Thank the gods I’d sat far enough back that I could slip out relatively unnoticed. I found the nearest bathroom and shut myself in the handicapped stall. Zain’s number was pulled up before I thought, And tell him what? ‘Hey, your neurotic Brat can’t handle simple assignments so turns out I’m gonna fail this class and not have enough credits when I transfer to MICA, so let’s just call off the whole moving thing’?
And it wasn’t like he could do anything to fix it, either. All I would accomplish was making him feel helpless. He’d been getting enough of that from Bradley.
I put my phone away, sat down on the toilet, and tried to meditate. It didn’t work, really, but after a few minutes the threat of a panic attack faded somewhat, to lurk in the back of my brain rather than stampeding through like a frightened horse.
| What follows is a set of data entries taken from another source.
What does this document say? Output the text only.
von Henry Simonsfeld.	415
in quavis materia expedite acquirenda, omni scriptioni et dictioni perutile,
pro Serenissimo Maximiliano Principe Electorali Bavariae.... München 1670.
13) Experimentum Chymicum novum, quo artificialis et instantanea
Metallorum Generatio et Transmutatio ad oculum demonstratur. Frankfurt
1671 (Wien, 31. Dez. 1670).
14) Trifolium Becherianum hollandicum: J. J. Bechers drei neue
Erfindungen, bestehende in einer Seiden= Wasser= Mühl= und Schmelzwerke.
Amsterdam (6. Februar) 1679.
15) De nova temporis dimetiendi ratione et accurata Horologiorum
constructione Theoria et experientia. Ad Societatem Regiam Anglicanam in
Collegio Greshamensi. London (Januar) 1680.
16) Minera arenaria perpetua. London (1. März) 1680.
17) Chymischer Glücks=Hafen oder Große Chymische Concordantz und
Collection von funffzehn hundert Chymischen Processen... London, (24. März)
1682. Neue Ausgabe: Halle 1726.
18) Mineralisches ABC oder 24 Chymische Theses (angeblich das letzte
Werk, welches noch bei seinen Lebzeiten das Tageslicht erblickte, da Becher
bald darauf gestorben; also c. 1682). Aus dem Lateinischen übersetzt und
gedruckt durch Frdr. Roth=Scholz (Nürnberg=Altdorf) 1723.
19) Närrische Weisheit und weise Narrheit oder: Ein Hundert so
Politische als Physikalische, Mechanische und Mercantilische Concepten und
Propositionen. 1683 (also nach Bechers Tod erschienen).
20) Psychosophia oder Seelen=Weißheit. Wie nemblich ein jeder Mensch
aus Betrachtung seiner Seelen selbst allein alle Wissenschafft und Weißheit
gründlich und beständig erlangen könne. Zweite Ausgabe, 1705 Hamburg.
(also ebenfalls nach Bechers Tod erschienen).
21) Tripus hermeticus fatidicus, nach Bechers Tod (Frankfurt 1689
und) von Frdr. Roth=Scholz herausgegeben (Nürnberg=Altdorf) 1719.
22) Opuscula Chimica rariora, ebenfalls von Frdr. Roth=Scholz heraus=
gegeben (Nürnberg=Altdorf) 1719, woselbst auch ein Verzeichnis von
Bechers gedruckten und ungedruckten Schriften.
Reading the words Presentations and Debates 50% on the whiteboard would spook it again, though. I couldn’t return to the classroom. I snuck through the empty halls until I was out on the sidewalk and, with guilt twisting inside me, headed home.
I completely forgot about how I’d left Quint and Theo. It didn’t occur to me until I had the apartment door halfway open and heard an unmistakable series of cracks, interspersed with Theo sobbing out, “Oww-ww-w, p-pleaasse!”
I slammed the door shut again. My face burned as I stared at the number tacked neatly to the wood on the hallway side, my heart racing a mile a minute. Merde, did I really just do that?